ペルー南部にある古代インカの集落、タクラチュロ。数百にのぼる建造物が発掘された。聖地と見られるこの土地がインカの歴史で果たした役割が、少しずつわかり始めている。(PHOTOGRAPH BY ARTURO RODRÍGUEZ)
インカ帝国の重要な城塞アンコカグア。研究者たちは長年、その場所を突きとめようと、ペルーの高地を探し回ってきた。そして、ある山の頂で神殿を含む集落の遺跡が発見された。果たして、追い求めていた聖地なのか。
その遺跡は、ペルー南部に広がるメサの上にあった。
メサとは、硬い岩層が侵食されて残ったテーブル状の台地だ。周囲は断崖絶壁で、100メートル下をアプリマク川が流れている。遺跡は、タクラチュロという集落跡で、広さはメサの麓の土地と合わせて17ヘクタールあり、その面積は約225キロ北西にあるマチュピチュのおよそ4倍に及ぶ。アンデス山脈には、ここと同じような低木に覆われた石組みの段々畑や建物の基礎が残る遺跡がいくつもある。それはケチュア語で「タワンティンスウユ」と呼ばれるインカ帝国が築いたものだ。この遺跡にも30年以上前から考古学者たちが訪れ、谷底から断崖に刻まれた急な石段を上って調査をしてきた。だが、これまでに見つかったのは、土器の破片やさびれた廃虚ばかりだった。

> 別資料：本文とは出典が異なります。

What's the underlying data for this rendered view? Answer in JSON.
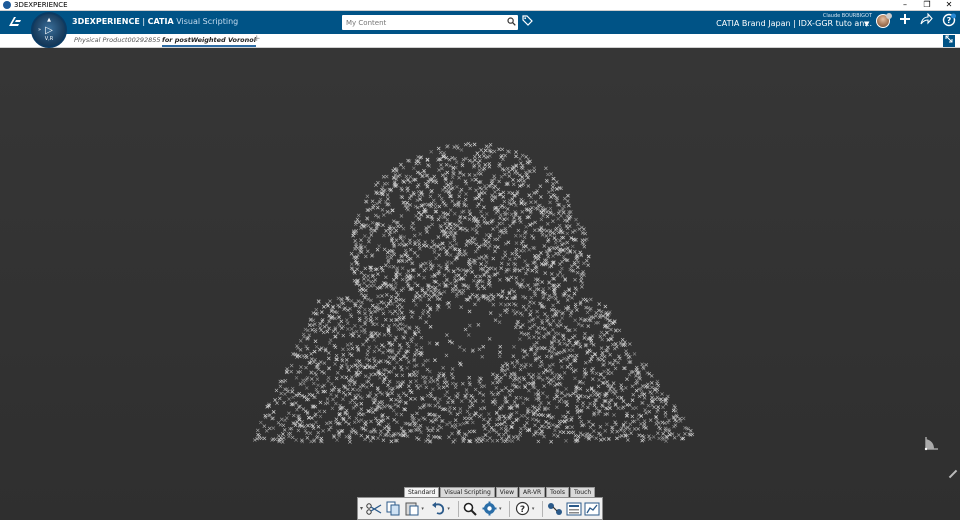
{
  "window": {
    "title": "3DEXPERIENCE",
    "controls": [
      "–",
      "❐",
      "✕"
    ]
  },
  "topbar": {
    "brand_bold": "3DEXPERIENCE",
    "brand_sep": " | ",
    "brand_catia": "CATIA",
    "app_name": " Visual Scripting",
    "compass_label": "V,R",
    "search_placeholder": "My Content",
    "user_name": "Claude BOURBIGOT",
    "collab_space": "CATIA Brand Japan | IDX-GGR tuto an...",
    "icons": [
      "ds-logo-icon",
      "compass-icon",
      "search-icon",
      "tag-icon",
      "avatar",
      "add-icon",
      "share-icon",
      "help-icon"
    ]
  },
  "tabs": {
    "items": [
      {
        "label": "Physical Product00292855",
        "active": false
      },
      {
        "label": "for postWeighted Voronoi",
        "active": true
      }
    ],
    "add_label": "+"
  },
  "action_bar": {
    "tabs": [
      {
        "label": "Standard",
        "active": true
      },
      {
        "label": "Visual Scripting",
        "active": false
      },
      {
        "label": "View",
        "active": false
      },
      {
        "label": "AR-VR",
        "active": false
      },
      {
        "label": "Tools",
        "active": false
      },
      {
        "label": "Touch",
        "active": false
      }
    ],
    "tools": [
      "cut-icon",
      "copy-icon",
      "paste-icon",
      "undo-icon",
      "zoom-icon",
      "settings-icon",
      "help-icon",
      "nodes-icon",
      "panel-icon",
      "chart-icon"
    ]
  },
  "colors": {
    "topbar": "#005386",
    "viewport": "#333333",
    "points": "#d8d8d8"
  }
}
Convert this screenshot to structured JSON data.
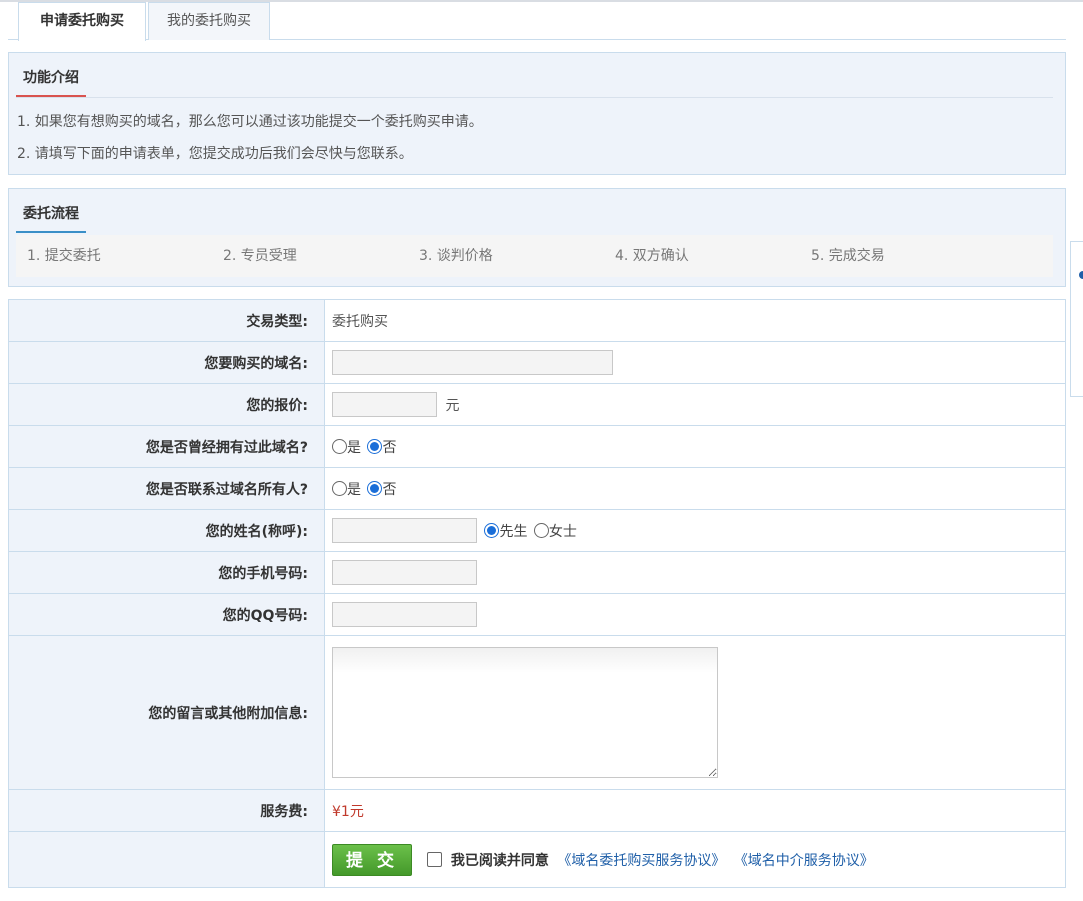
{
  "tabs": {
    "active": "申请委托购买",
    "inactive": "我的委托购买"
  },
  "intro": {
    "title": "功能介绍",
    "lines": [
      "1. 如果您有想购买的域名，那么您可以通过该功能提交一个委托购买申请。",
      "2. 请填写下面的申请表单，您提交成功后我们会尽快与您联系。"
    ]
  },
  "process": {
    "title": "委托流程",
    "steps": [
      "1. 提交委托",
      "2. 专员受理",
      "3. 谈判价格",
      "4. 双方确认",
      "5. 完成交易"
    ]
  },
  "form": {
    "trade_type": {
      "label": "交易类型:",
      "value": "委托购买"
    },
    "domain": {
      "label": "您要购买的域名:",
      "value": ""
    },
    "price": {
      "label": "您的报价:",
      "value": "",
      "unit": "元"
    },
    "owned_before": {
      "label": "您是否曾经拥有过此域名?",
      "yes": "是",
      "no": "否",
      "selected": "否"
    },
    "contacted_owner": {
      "label": "您是否联系过域名所有人?",
      "yes": "是",
      "no": "否",
      "selected": "否"
    },
    "name": {
      "label": "您的姓名(称呼):",
      "value": "",
      "male": "先生",
      "female": "女士",
      "selected": "先生"
    },
    "phone": {
      "label": "您的手机号码:",
      "value": ""
    },
    "qq": {
      "label": "您的QQ号码:",
      "value": ""
    },
    "message": {
      "label": "您的留言或其他附加信息:",
      "value": ""
    },
    "fee": {
      "label": "服务费:",
      "value": "¥1元"
    },
    "submit_label": "提 交",
    "agree_text": "我已阅读并同意",
    "agree_checked": false,
    "agreement1": "《域名委托购买服务协议》",
    "agreement2": "《域名中介服务协议》"
  },
  "colors": {
    "accent_blue": "#1f5fa8",
    "intro_underline": "#d9534f",
    "process_underline": "#3a8fc7",
    "submit_green": "#52a934",
    "fee_red": "#c0392b",
    "panel_bg": "#eef3fa"
  }
}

2022年9月のある朝、考古学者のダンテ・ワルパユンカは、そのタクラチュロ遺跡で、石囲いの中から表土を取り除く作業をしていた。すると、近くにいた助手の一人が大声を上げた。「ボス! 何かあります」。ワルパユンカは思わず笑った。つい最近、ここから宝物が出るわけはないと、仲間内で冗談を言っていたばかりだったからだ。だが、振り向いた彼の目に飛び込んできたのは、紛れもない黄金の輝きだった。
タクラチュロ遺跡の発掘調査は、ペルー文化省の助成金を受けて2019年に始まった。ワルパユンカはこの調査に最近、参加したばかりだったが、彼のチームはその日、桁外れの宝物を掘り当てた。数百年間、地中に眠っていた3000枚近くの金、銀、銅で作られたスパンコールだ。「考古学者としてのキャリアを、このような発見に一度も遭遇しないまま終わる研究者もたくさんいます」とワルパユンカは話す。

2022年、タクラチュロで金、銀、銅のスパンコールの収納庫が発見され、考古学者を驚かせた。約500年前、礼服の装飾に使われたものと思われる。ここが宗教的に重要な場所であった証拠だ。(PHOTOGRAPH BY ARTURO RODRÍGUEZ)
このスパンコールは後に、インカのエリート層が儀式で着用する衣装に縫い付ける装飾として、16世紀初頭に作られたものとわかった。この発見を受けて、タクラチュロの発掘方針は大きく見直された。そしてこれまでに、住居や墓、古代神を祭る神殿をはじめとする600近くの建造物が発見され、そうした建物の中から、数えきれないほどの金属製の祭具が出土した。それらは、タクラチュロが単なる辺境の集落ではなく、インカ帝国の政治や経済、宗教において中心的な役割を果たした、重要な場所だったことを示している。
現在では、さらに踏み込んだ仮説を支持する専門家が増えつつある。それは、タクラチュロこそ、かつて「アンコカグア」という名で知られた城塞都市ではないか、という説だ。